Eventually, the matter ended in Dion’s lap. Given all the disturbing evidence of “gross mismanagement” that the whistle-blowing Integrity Commission documented, it’s inexplicable why the ministry and PCO dismissed the allegations out of hand earlier.
Chotalia treated staff and appointed members disgracefully: harassing, screaming, spying on staff; speaking to them and about them in derogatory terms; impugning their credibility in front of colleagues; and contaminating the workplace by sowing misinformation about them. She belittled and humiliated, frequently reducing employees to tears.
“The result was a poisoned atmosphere at the tribunal, a place that, ironically, is supposed to place respect of individuals at the very highest level,” Dion told reporters.
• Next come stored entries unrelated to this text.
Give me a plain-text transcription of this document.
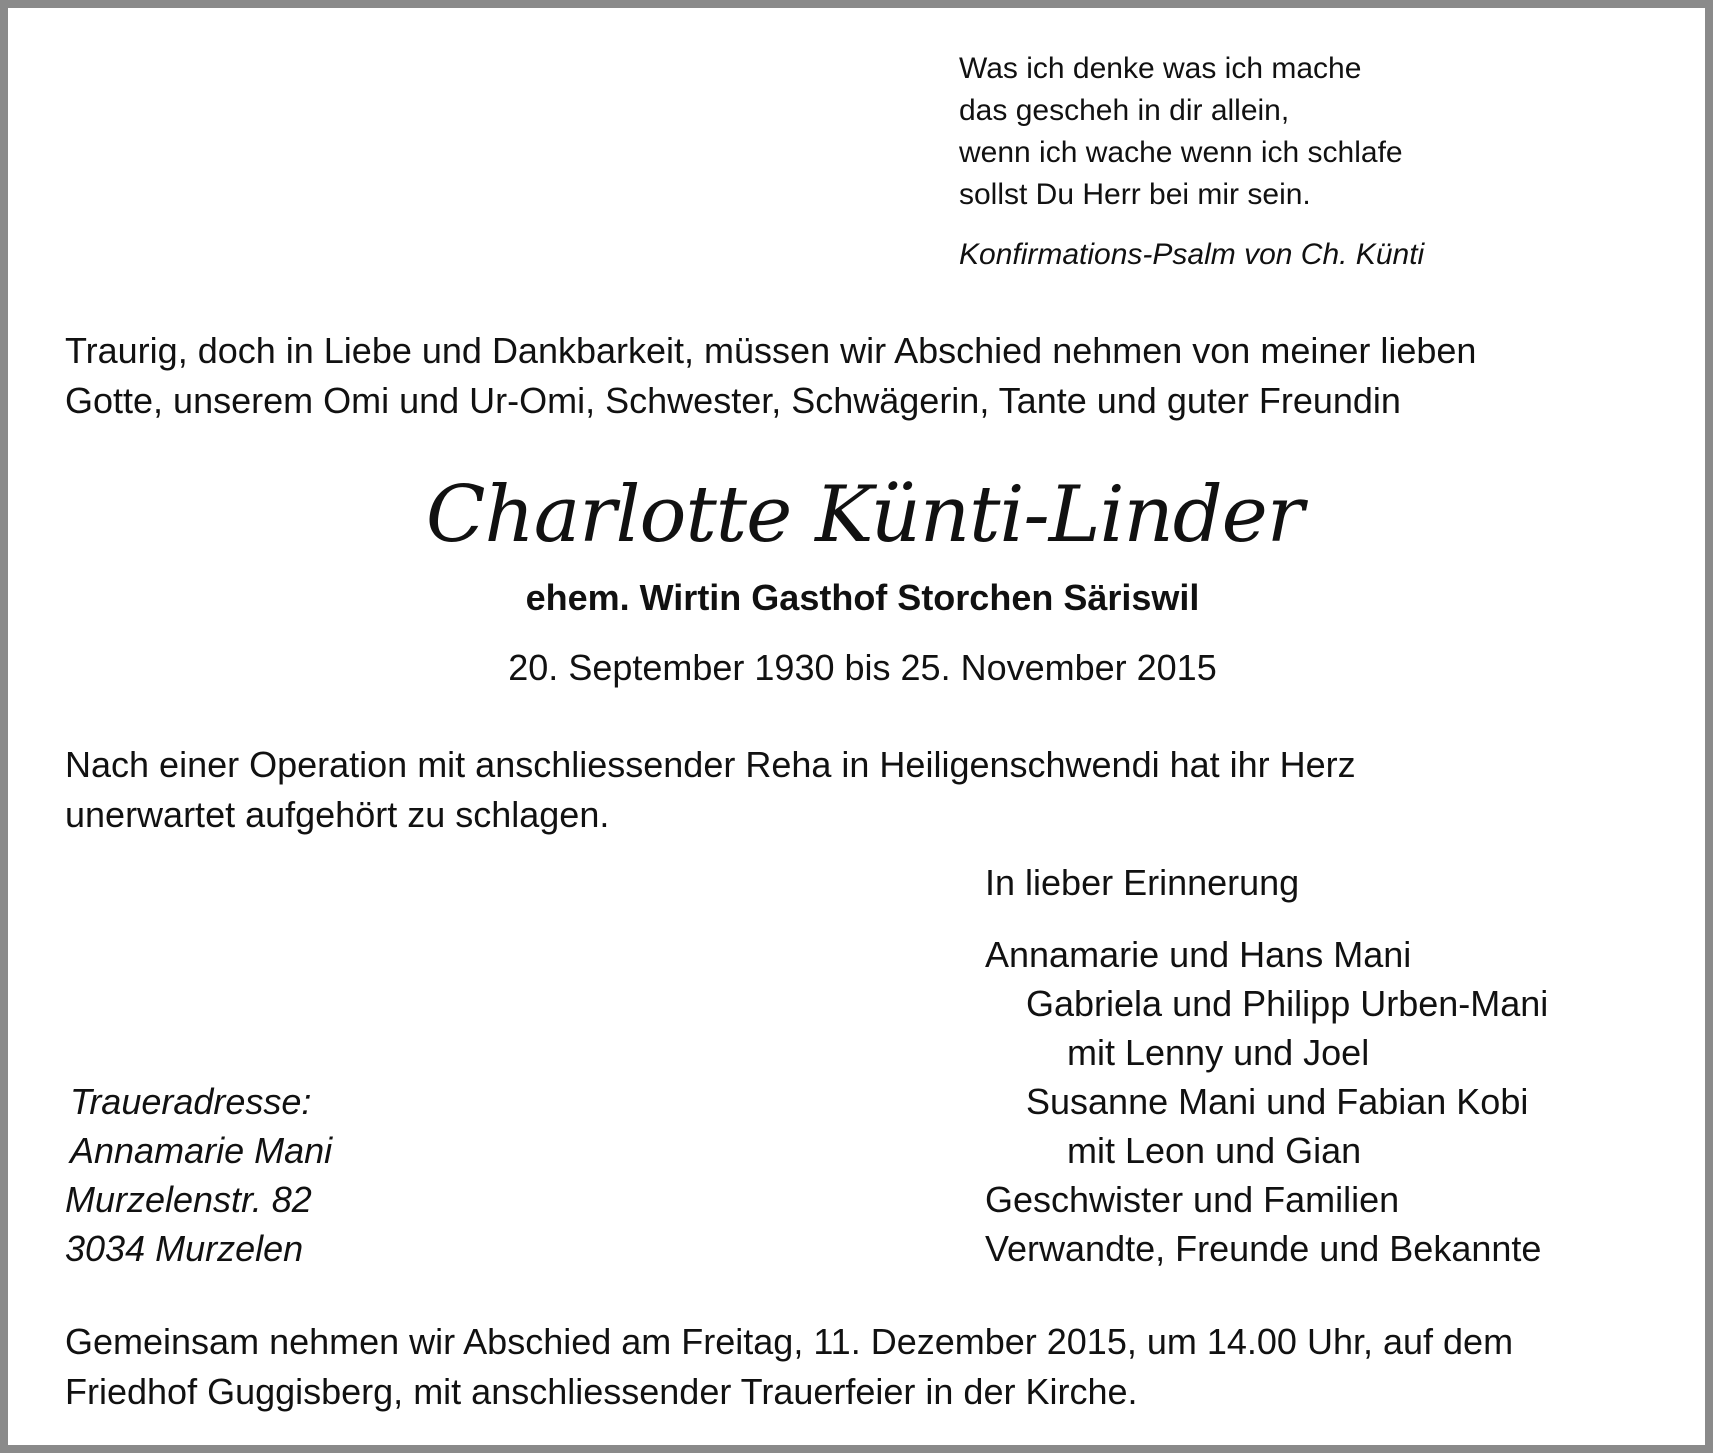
Was ich denke was ich mache
das gescheh in dir allein,
wenn ich wache wenn ich schlafe
sollst Du Herr bei mir sein.
Konfirmations-Psalm von Ch. Künti
Traurig, doch in Liebe und Dankbarkeit, müssen wir Abschied nehmen von meiner lieben
Gotte, unserem Omi und Ur-Omi, Schwester, Schwägerin, Tante und guter Freundin
Charlotte Künti-Linder
ehem. Wirtin Gasthof Storchen Säriswil
20. September 1930 bis 25. November 2015
Nach einer Operation mit anschliessender Reha in Heiligenschwendi hat ihr Herz
unerwartet aufgehört zu schlagen.
In lieber Erinnerung
Annamarie und Hans Mani
Gabriela und Philipp Urben-Mani
mit Lenny und Joel
Susanne Mani und Fabian Kobi
mit Leon und Gian
Geschwister und Familien
Verwandte, Freunde und Bekannte
Traueradresse:
Annamarie Mani
Murzelenstr. 82
3034 Murzelen
Gemeinsam nehmen wir Abschied am Freitag, 11. Dezember 2015, um 14.00 Uhr, auf dem
Friedhof Guggisberg, mit anschliessender Trauerfeier in der Kirche.
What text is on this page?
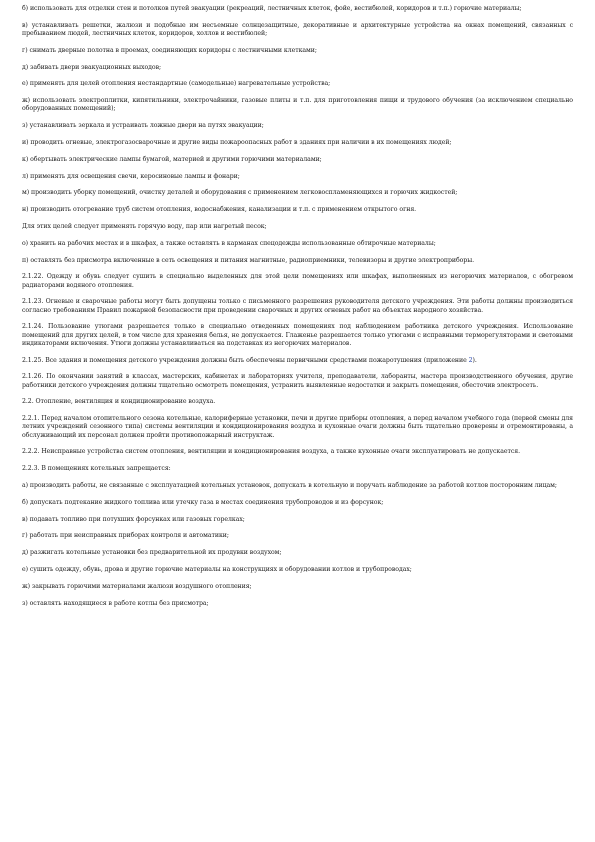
б) использовать для отделки стен и потолков путей эвакуации (рекреаций, лестничных клеток, фойе, вестибюлей, коридоров и т.п.) горючие материалы;

в) устанавливать решетки, жалюзи и подобные им несъемные солнцезащитные, декоративные и архитектурные устройства на окнах помещений, связанных с пребыванием людей, лестничных клеток, коридоров, холлов и вестибюлей;

г) снимать дверные полотна в проемах, соединяющих коридоры с лестничными клетками;

д) забивать двери эвакуационных выходов;

е) применять для целей отопления нестандартные (самодельные) нагревательные устройства;

ж) использовать электроплитки, кипятильники, электрочайники, газовые плиты и т.п. для приготовления пищи и трудового обучения (за исключением специально оборудованных помещений);

з) устанавливать зеркала и устраивать ложные двери на путях эвакуации;

и) проводить огневые, электрогазосварочные и другие виды пожароопасных работ в зданиях при наличии в их помещениях людей;

к) обертывать электрические лампы бумагой, материей и другими горючими материалами;

л) применять для освещения свечи, керосиновые лампы и фонари;

м) производить уборку помещений, очистку деталей и оборудования с применением легковоспламеняющихся и горючих жидкостей;

н) производить отогревание труб систем отопления, водоснабжения, канализации и т.п. с применением открытого огня.

Для этих целей следует применять горячую воду, пар или нагретый песок;

о) хранить на рабочих местах и в шкафах, а также оставлять в карманах спецодежды использованные обтирочные материалы;

п) оставлять без присмотра включенные в сеть освещения и питания магнитные, радиоприемники, телевизоры и другие электроприборы.

2.1.22. Одежду и обувь следует сушить в специально выделенных для этой цели помещениях или шкафах, выполненных из негорючих материалов, с обогревом радиаторами водяного отопления.

2.1.23. Огневые и сварочные работы могут быть допущены только с письменного разрешения руководителя детского учреждения. Эти работы должны производиться согласно требованиям Правил пожарной безопасности при проведении сварочных и других огневых работ на объектах народного хозяйства.

2.1.24. Пользование утюгами разрешается только в специально отведенных помещениях под наблюдением работника детского учреждения. Использование помещений для других целей, в том числе для хранения белья, не допускается. Глаженье разрешается только утюгами с исправными терморегуляторами и световыми индикаторами включения. Утюги должны устанавливаться на подставках из негорючих материалов.

2.1.25. Все здания и помещения детского учреждения должны быть обеспечены первичными средствами пожаротушения (приложение 2).

2.1.26. По окончании занятий в классах, мастерских, кабинетах и лабораториях учителя, преподаватели, лаборанты, мастера производственного обучения, другие работники детского учреждения должны тщательно осмотреть помещения, устранить выявленные недостатки и закрыть помещения, обесточив электросеть.

2.2. Отопление, вентиляция и кондиционирование воздуха.

2.2.1. Перед началом отопительного сезона котельные, калориферные установки, печи и другие приборы отопления, а перед началом учебного года (первой смены для летних учреждений сезонного типа) системы вентиляции и кондиционирования воздуха и кухонные очаги должны быть тщательно проверены и отремонтированы, а обслуживающий их персонал должен пройти противопожарный инструктаж.

2.2.2. Неисправные устройства систем отопления, вентиляции и кондиционирования воздуха, а также кухонные очаги эксплуатировать не допускается.

2.2.3. В помещениях котельных запрещается:

а) производить работы, не связанные с эксплуатацией котельных установок, допускать в котельную и поручать наблюдение за работой котлов посторонним лицам;

б) допускать подтекание жидкого топлива или утечку газа в местах соединения трубопроводов и из форсунок;

в) подавать топливо при потухших форсунках или газовых горелках;

г) работать при неисправных приборах контроля и автоматики;

д) разжигать котельные установки без предварительной их продувки воздухом;

е) сушить одежду, обувь, дрова и другие горючие материалы на конструкциях и оборудовании котлов и трубопроводах;

ж) закрывать горючими материалами жалюзи воздушного отопления;

з) оставлять находящиеся в работе котлы без присмотра;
But it went even beyond that, to outright lunacy, the madness of entitlement.
On the day of her swearing-in-ceremony — which also happened to be the day that a magnitude-five earthquake struck Ottawa — Chotalia would not allow staff to leave their 11th-floor office, compelling everyone to stay where they were so that the ceremony could proceed as scheduled.
She ordered one employee to carry a set of keys to the office around her neck — like a latchkey — “despite the fact that this person complained that this caused discomfort and pain,” the report discloses. She indulged in petty retaliation. She ordered staff to spy on an employee while at work and to report that person’s movements and actions to her.
She repeatedly attempted to terminate a staff member without justifiable cause and tried to pursue disciplinary action against another even after they left the CHRT.
She maintained a secret file on an employee, entitled “Insubordination,” even though that individual had never been advised of any problems. She demanded that staff be available around the clock, to corral her non-essential BlackBerry communications.
She accused staff of stealing items from her when unable to locate them, many witnesses stating Chotalia regularly lost these items.
She ordered staff not to cancel a trip to Vancouver for a mediation session, even though the parties involved had come to an agreement. She flew to the West Coast and then transferred to a San Diego-bound flight for a previously planned personal trip.
The list of insupportable conduct goes on and on.
Of course, there’s nothing that can be done about Chotalia now. She’s returned to the private sector, running her own law and mediation business, her website detailing scores of human rights legal cases she’s argued.
Dion does urge the CHRT to “assess the need for a workplace wellness initiative” — sounds like a day at the spa, New-Agey — so that procedures can be put in place for assisting employees who had been subjected to Chotalia’s “abuse.” He further emphasizes the importance of properly evaluating individuals — particularly attitudes toward subordinates — before the government appoints them to a position.
As someone who works for a female city editor and female managing editor — competent women who know how to manage a staff — I reject outright Chotalia’s woe-is-me contention that gender was a factor in the “conspiracy” against her. And I don’t want to perpetuate stereotypes about powerful and ambitious women who treat people like dirt.
But Chotalia’s clear assumption that an anti-female, anti-brown, anti-Conservative bias propelled the investigation is quite obviously part of her own pathology.
She saw herself as a victim while blithely victimizing everybody else.
The human rights racket created a she-monster.